—Non? dit enfin Wagesteert après avoir longtemps fixé Gerrit, non? En ce cas, je vais vous l'expliquer. Le sel de cette pièce, monsieur le candidat, git en ceci qu'elle prouve que le grand poète Beronicius n'a eu besoin de médecins ni pour vivre ni pour mourir.
Sur ce, il prit très-gravement une poignée de patiences, les mit dans sa poche et dit à maman Witse:
—C'est pour mes petits enfants!
Tout le monde se mit à rire et surtout madame Van Hoel, et l'exclamation:—Ce Wagesteert, etc., retentit d'une seule voix. Gerrit eût donné une pièce de trois florins pour une repartie, mais il n'en trouva pas avant d'être le soir dans son lit, ce qui peut arriver, en pareil cas, aux gens les plus spirituels. Madame Stork fit oublier à Gerrit le désagréable incident en le consultant sur les hiéroglyphes des devises de bonbons, devises qui offraient des veaux pour signifier renard[5], des haies pour est et dans le déchiffrement desquelles le beau Hateling était infiniment plus habile que lui.
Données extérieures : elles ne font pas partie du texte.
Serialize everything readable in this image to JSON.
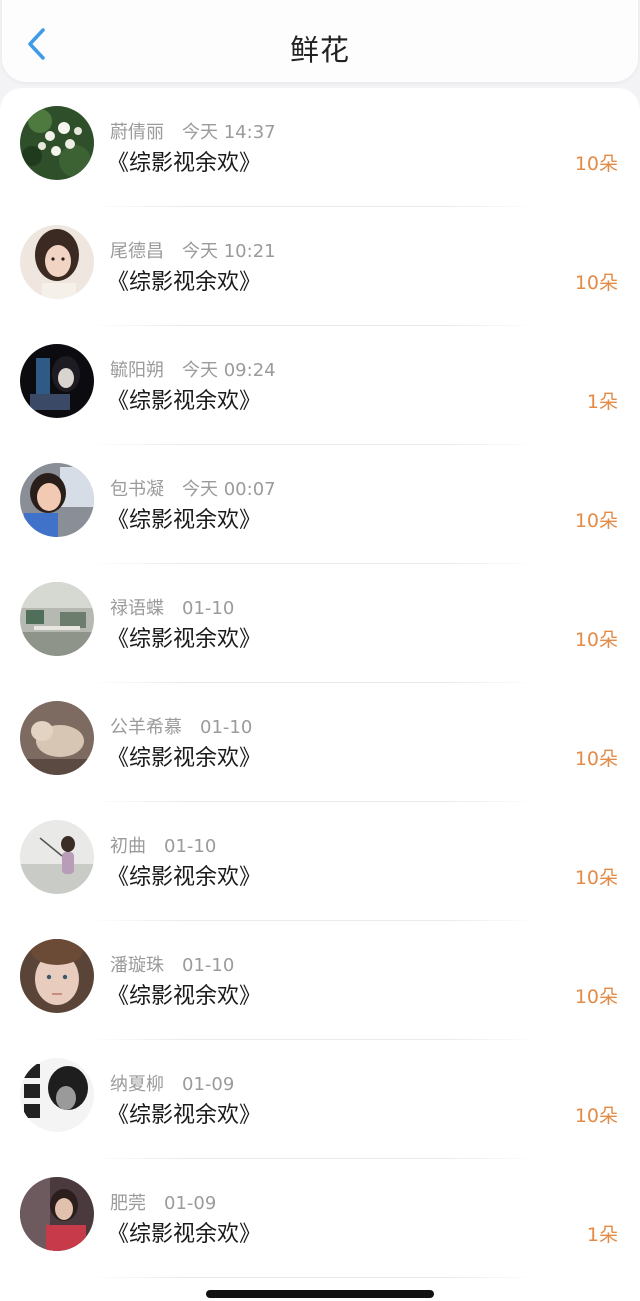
{
  "header": {
    "title": "鲜花",
    "back_icon": "chevron-left-icon",
    "accent_color": "#3d9be9"
  },
  "count_color": "#e38b47",
  "rows": [
    {
      "name": "蔚倩丽",
      "time": "今天 14:37",
      "work": "《综影视余欢》",
      "count": "10朵"
    },
    {
      "name": "尾德昌",
      "time": "今天 10:21",
      "work": "《综影视余欢》",
      "count": "10朵"
    },
    {
      "name": "毓阳朔",
      "time": "今天 09:24",
      "work": "《综影视余欢》",
      "count": "1朵"
    },
    {
      "name": "包书凝",
      "time": "今天 00:07",
      "work": "《综影视余欢》",
      "count": "10朵"
    },
    {
      "name": "禄语蝶",
      "time": "01-10",
      "work": "《综影视余欢》",
      "count": "10朵"
    },
    {
      "name": "公羊希慕",
      "time": "01-10",
      "work": "《综影视余欢》",
      "count": "10朵"
    },
    {
      "name": "初曲",
      "time": "01-10",
      "work": "《综影视余欢》",
      "count": "10朵"
    },
    {
      "name": "潘璇珠",
      "time": "01-10",
      "work": "《综影视余欢》",
      "count": "10朵"
    },
    {
      "name": "纳夏柳",
      "time": "01-09",
      "work": "《综影视余欢》",
      "count": "10朵"
    },
    {
      "name": "肥莞",
      "time": "01-09",
      "work": "《综影视余欢》",
      "count": "1朵"
    }
  ]
}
Le dernier mets, le couronnement du festin, fit le tour des convives. Dans le fait, le gingembre est un détestable mets, puis c'est le signal sérieux de quitter la table. Les dames se levèrent et les messieurs ne tardèrent pas à les suivre.
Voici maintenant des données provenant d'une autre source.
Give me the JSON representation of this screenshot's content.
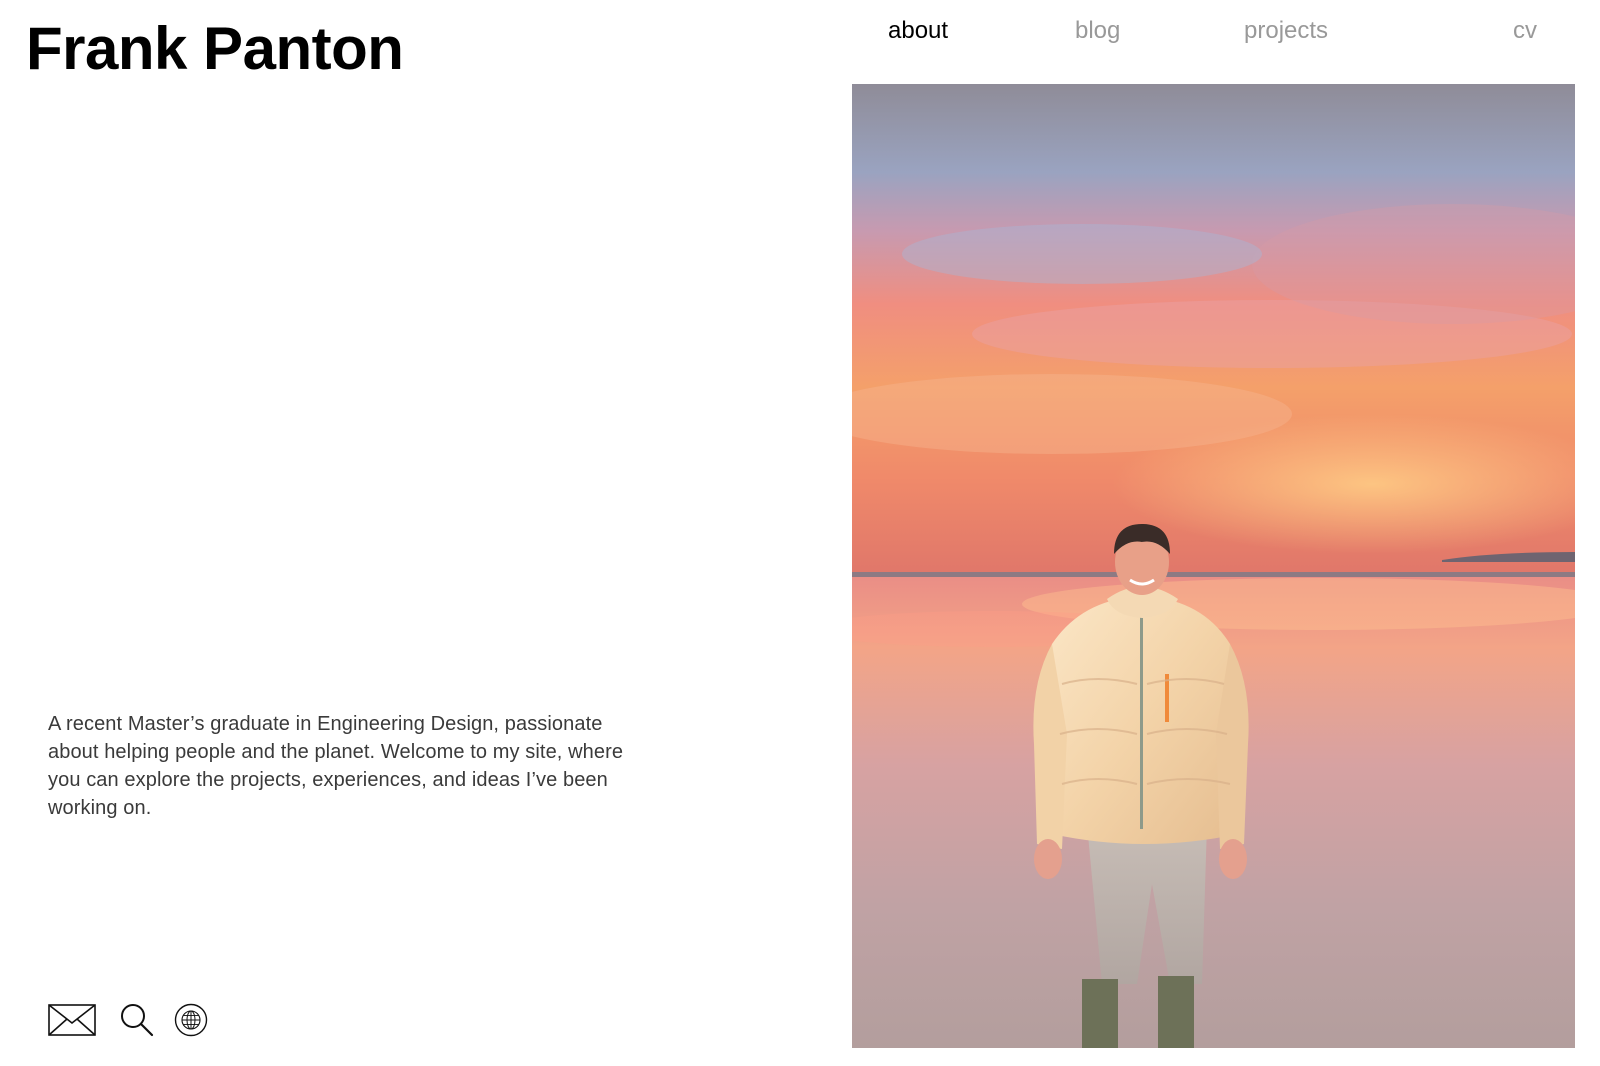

Les premières étaient en grande dispute dans la chambre voisine; toutes voulaient aider à madame Witse à servir le café, le différend s'apaisa toutefois, et le beau Hateling prit sur lui la tâche de distribuer les tasses. Alors les messieurs, la tasse dans une main, la soucoupe dans l'autre, s'engagèrent dans une conversation très-animée; de toute la journée ils n'avaient eu des vues ainsi profondes et aussi sages.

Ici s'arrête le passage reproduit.